MICHEL MARTIN, HOST:
"My Girl," recorded in 1964 - a pop hit but really a kind of a vessel for holding onto and revealing a moment in American life for future generations. "My Girl" is now officially recognized by the Library of Congress as a recording worthy of preservation.
AILSA CHANG, HOST:
It and 24 other recordings are this year's picks by the Library's National Recording Registry, recordings deemed to be, quote, "culturally, historically or aesthetically significant."
MARTIN: This year's list includes Beethoven's piano sonatas.
(SOUNDBITE OF MUSIC)
CHANG: "The Sound of Music."
(SOUNDBITE OF SONG, "THE SOUND OF MUSIC")
JULIE ANDREWS: (Singing) The hills are alive with the sound of music.
MARTIN: Fleetwood Mac's "Rumours."
(SOUNDBITE OF SONG, "DREAMS")
FLEETWOOD MAC: (Singing) Thunder only happens when it's raining.
MARTIN: The National Recording Preservation Board - a committee of artists, music business insiders and members of the Library of Congress - do the selecting every year.

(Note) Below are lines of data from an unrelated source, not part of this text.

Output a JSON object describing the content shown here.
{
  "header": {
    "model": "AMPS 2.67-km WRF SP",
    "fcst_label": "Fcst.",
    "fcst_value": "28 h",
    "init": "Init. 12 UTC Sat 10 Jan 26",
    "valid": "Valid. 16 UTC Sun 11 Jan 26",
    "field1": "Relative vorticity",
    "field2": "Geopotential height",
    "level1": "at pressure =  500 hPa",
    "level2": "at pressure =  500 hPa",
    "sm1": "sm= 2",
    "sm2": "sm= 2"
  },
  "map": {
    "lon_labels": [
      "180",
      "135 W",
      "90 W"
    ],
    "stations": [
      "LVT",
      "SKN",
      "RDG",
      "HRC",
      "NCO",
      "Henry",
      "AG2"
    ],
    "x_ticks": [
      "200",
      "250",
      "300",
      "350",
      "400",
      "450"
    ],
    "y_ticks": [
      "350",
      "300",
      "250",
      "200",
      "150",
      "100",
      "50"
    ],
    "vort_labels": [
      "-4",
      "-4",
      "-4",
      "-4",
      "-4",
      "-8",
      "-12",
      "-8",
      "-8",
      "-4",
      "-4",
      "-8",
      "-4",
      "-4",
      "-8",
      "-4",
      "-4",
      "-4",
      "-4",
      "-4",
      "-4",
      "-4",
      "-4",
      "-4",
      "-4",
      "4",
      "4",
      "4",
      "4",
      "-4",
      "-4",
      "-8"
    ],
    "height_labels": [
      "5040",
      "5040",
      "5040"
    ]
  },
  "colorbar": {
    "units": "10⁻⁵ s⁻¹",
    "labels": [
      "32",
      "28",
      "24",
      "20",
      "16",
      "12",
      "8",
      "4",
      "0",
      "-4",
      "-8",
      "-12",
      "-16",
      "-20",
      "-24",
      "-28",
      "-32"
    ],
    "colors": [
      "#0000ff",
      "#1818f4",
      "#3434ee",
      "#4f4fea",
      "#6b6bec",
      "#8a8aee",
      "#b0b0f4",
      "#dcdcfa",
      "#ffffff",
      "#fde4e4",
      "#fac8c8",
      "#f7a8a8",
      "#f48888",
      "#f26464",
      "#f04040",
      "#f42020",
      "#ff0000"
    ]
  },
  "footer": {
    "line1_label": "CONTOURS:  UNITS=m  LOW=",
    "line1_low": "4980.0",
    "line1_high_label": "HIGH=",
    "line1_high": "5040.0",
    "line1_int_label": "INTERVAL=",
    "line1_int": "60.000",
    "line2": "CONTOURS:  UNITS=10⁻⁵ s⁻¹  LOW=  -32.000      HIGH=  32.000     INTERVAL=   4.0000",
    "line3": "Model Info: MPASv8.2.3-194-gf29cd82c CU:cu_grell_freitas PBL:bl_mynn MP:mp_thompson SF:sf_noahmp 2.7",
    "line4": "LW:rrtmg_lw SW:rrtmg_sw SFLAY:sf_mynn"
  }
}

Matthew Barton is the curator of recorded sound at the Library. One recording that particularly resonates for him...
MATTHEW BARTON: "Lamento Borincano."
MARTIN: "Lamento Borincano" by Puerto Rican songwriter Rafael Hernandez Marin.
(SOUNDBITE OF SONG, "LAMENTO BORINCANO")
RAFAEL HERNANDEZ MARIN: (Singing in Spanish).
MARTIN: "Lamento Borincano" was recorded in 1930. That melody has been embedded in Puerto Rican life ever since.
BARTON: A jibaro - a Puerto Rican mountain farmer - he's going into town. He's going to sell what he's grown. But when he gets there, the towns are deserted. They're empty. It's the Depression. So he wonders what his future will be, and he wonders what Puerto Rico's future will be.
(SOUNDBITE OF SONG, "LAMENTO BORNICANO")
MARIN: (Singing in Spanish).
BARTON: It's in a style of music that we haven't had on the registry before, and it tells a vital story.
CHANG: But the registry isn't all music. For instance, etched into lacquer discs - meetings of the early United Nations in 1945.
(SOUNDBITE OF ARCHIVED RECORDING)
UNIDENTIFIED MAN: Senior Caceres has just walked in with a newspaper with headlines fully 10 inches high saying Germany has quit the war.
CHANG: Barton says the National Recording Registry is a way to preserve and elevate moments in history.
BARTON: It's a way of saying that this recording that you don't know is as significant as the one that you do know.
(SOUNDBITE OF SONG, "MY GIRL")
THE TEMPTATIONS: (Singing) I guess you'd say, what can make me feel this way - my girl, my girl, my girl - talking about my girl, my girl.